There's nothing wrong with men and women being friends. And if he met her for coffee every so often then that's fine. However I'm someone who was cheated on by a husband who went from seeing his friend every few weeks to seeing her every single week at least. I would be careful that this isn't just hiding something.

Blueberry40 · 02/06/2021 08:03

Could you both invite her round for drinks or something? Is there any reason their friendship had to be separate from you? If they get on that well it would be nice to be introduced so that you can all socialise together. If he doesn’t want you both to meet, that’s when I would start to feel uncomfortable.

VenusTiger · 02/06/2021 16:11

I still don't understand why their friendship and meetings are so exclusive OP - any other friend surely would be invited over for BBQ with their partner/family, or the odd time that you're invited, or even other friends - that's the thing I keep coming back to: it's just the two of them meeting, alone, regularly. Like I said up thread, it's basically a date.
I wonder if her husband knows about these meetings and if he doesn't, why not - if this is all so 'innocent' and 'friendly', why is everyone else in their lives being held back?

Cactusesi · 02/06/2021 16:42

The more women seek to control men, the more men will control women.

Coldilox · 02/06/2021 17:02

I genuinely don’t get this. Am gay. Wife and I both have female friends we meet with for coffee/drinks/dinner. Gay and straight. It wouldn’t occur to either of us to be bothered by it.

Either you trust your husband or you don’t. But controlling who he can be friends with is weird.
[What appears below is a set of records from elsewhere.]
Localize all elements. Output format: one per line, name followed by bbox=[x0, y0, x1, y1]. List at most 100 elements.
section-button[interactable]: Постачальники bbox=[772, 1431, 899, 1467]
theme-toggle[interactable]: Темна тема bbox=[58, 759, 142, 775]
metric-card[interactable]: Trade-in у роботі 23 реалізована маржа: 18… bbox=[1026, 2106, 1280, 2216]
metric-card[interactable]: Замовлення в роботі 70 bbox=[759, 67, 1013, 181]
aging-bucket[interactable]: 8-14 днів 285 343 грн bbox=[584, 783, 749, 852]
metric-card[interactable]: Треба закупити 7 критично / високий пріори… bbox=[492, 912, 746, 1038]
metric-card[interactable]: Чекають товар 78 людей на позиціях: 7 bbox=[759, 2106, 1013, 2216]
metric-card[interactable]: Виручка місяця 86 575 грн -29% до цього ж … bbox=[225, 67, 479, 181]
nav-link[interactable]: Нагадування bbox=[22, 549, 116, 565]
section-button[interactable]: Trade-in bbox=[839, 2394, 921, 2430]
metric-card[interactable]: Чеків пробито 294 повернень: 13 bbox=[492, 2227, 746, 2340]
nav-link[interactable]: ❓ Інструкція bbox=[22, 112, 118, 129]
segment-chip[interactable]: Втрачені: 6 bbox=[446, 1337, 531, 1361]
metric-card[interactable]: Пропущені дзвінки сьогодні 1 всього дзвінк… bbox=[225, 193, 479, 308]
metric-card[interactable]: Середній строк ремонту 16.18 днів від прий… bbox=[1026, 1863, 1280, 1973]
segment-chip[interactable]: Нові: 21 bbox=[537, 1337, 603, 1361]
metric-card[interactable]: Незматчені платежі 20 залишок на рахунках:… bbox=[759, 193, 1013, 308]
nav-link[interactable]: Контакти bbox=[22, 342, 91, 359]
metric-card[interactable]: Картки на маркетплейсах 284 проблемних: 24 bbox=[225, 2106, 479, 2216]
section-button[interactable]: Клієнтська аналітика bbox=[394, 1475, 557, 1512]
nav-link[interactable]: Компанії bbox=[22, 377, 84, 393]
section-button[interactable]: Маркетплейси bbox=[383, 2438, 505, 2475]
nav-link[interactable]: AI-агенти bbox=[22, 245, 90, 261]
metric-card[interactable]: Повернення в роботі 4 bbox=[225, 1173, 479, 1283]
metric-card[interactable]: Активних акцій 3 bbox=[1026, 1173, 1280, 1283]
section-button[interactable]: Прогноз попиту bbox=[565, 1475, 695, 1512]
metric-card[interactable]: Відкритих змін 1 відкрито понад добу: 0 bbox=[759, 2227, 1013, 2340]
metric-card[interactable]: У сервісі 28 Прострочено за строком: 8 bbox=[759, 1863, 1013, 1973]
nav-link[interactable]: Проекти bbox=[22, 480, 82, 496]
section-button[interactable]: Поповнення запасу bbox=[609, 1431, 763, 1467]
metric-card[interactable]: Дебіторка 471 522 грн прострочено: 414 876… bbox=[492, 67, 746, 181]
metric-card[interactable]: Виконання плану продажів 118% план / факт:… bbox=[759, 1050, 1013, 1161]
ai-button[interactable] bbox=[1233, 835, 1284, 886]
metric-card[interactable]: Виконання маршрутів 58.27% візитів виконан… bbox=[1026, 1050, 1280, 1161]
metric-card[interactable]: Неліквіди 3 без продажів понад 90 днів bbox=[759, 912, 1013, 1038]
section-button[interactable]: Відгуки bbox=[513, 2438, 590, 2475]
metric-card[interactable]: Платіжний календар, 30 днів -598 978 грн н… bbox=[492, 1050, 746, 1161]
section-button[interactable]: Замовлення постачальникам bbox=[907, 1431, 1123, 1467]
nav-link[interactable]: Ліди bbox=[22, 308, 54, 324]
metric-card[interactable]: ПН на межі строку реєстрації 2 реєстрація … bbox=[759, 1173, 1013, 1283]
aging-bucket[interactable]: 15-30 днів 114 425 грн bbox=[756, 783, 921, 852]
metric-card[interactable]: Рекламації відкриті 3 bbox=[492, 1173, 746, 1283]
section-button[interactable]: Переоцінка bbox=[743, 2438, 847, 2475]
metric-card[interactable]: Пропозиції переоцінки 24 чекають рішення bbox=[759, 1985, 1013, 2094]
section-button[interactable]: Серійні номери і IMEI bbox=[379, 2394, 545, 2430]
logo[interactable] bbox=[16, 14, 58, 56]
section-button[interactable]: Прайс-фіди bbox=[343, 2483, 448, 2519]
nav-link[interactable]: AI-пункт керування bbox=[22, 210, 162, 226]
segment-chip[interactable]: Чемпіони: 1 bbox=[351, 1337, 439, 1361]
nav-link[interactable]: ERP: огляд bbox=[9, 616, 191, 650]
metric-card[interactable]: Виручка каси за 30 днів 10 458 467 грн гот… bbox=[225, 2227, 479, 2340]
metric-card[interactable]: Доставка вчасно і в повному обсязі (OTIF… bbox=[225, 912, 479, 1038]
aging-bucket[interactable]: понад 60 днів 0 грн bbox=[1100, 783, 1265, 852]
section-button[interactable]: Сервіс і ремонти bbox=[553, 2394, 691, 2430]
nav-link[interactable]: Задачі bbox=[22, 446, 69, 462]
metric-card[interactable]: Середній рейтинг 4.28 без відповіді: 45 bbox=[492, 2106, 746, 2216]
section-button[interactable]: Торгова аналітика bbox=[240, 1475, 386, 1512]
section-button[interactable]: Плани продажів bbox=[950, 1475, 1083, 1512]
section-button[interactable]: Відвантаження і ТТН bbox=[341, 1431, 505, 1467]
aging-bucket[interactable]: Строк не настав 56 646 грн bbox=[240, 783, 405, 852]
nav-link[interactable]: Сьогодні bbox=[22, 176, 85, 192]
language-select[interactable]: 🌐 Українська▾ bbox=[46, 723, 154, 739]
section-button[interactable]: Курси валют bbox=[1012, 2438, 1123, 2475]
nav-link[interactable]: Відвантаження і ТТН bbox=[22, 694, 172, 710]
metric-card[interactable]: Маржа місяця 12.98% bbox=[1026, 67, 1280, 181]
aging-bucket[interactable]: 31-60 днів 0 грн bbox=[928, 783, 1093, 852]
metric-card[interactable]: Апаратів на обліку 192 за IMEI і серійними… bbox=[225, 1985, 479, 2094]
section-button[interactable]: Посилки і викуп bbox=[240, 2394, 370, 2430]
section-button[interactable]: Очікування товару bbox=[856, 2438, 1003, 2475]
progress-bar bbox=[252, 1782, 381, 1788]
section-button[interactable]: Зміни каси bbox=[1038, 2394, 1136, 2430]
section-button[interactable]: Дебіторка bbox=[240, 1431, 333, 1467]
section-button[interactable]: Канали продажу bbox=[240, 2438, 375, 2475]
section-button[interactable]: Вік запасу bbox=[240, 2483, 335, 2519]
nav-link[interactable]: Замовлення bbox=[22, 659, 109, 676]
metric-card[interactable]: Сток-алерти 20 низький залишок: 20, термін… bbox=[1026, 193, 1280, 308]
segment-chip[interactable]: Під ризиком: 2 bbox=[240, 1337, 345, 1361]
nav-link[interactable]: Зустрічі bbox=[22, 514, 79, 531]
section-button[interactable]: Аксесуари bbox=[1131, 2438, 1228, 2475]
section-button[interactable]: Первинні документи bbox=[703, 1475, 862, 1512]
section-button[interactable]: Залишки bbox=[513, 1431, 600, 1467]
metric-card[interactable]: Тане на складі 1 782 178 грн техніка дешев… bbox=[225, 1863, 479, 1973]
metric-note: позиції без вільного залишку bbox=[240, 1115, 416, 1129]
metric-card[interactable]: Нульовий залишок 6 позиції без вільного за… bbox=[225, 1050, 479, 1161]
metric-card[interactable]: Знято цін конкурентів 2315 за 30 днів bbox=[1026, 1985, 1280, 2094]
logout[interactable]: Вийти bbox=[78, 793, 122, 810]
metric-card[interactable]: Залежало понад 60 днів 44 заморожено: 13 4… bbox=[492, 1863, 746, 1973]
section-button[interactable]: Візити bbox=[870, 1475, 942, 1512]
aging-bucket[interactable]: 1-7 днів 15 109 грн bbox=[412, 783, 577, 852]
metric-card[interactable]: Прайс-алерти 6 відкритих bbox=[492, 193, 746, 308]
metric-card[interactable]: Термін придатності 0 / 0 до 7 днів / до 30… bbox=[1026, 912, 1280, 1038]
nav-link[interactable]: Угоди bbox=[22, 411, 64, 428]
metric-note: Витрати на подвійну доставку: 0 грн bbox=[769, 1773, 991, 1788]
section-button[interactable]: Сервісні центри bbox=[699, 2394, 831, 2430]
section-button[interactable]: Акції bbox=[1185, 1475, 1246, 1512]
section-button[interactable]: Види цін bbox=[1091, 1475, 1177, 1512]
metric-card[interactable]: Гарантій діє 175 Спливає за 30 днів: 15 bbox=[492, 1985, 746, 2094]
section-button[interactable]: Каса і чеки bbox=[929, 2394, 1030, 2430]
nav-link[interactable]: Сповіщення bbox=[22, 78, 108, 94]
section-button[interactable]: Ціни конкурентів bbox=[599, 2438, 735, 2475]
Naimee87 · 02/06/2021 17:31

Perhaps it got answered but is she single this friend of his? Is there a possibilty to meet her together with your husband for coffee? I think it would definitely leave me feeling a little unsure but i'm rather a worrier when it comes to these types of situations.
On the flip side I went on holiday with a friends husband and his daughter because my friend ended up having to work. Absolutely NO feelings for one another at all and the kids had a great time together... was even his wife's suggestion as they had booked the holiday but she unexpectedly couldnt get out of a shift change at work. We both had only children so gave them a playmate on holiday and of course completely separate rooms each with our kids.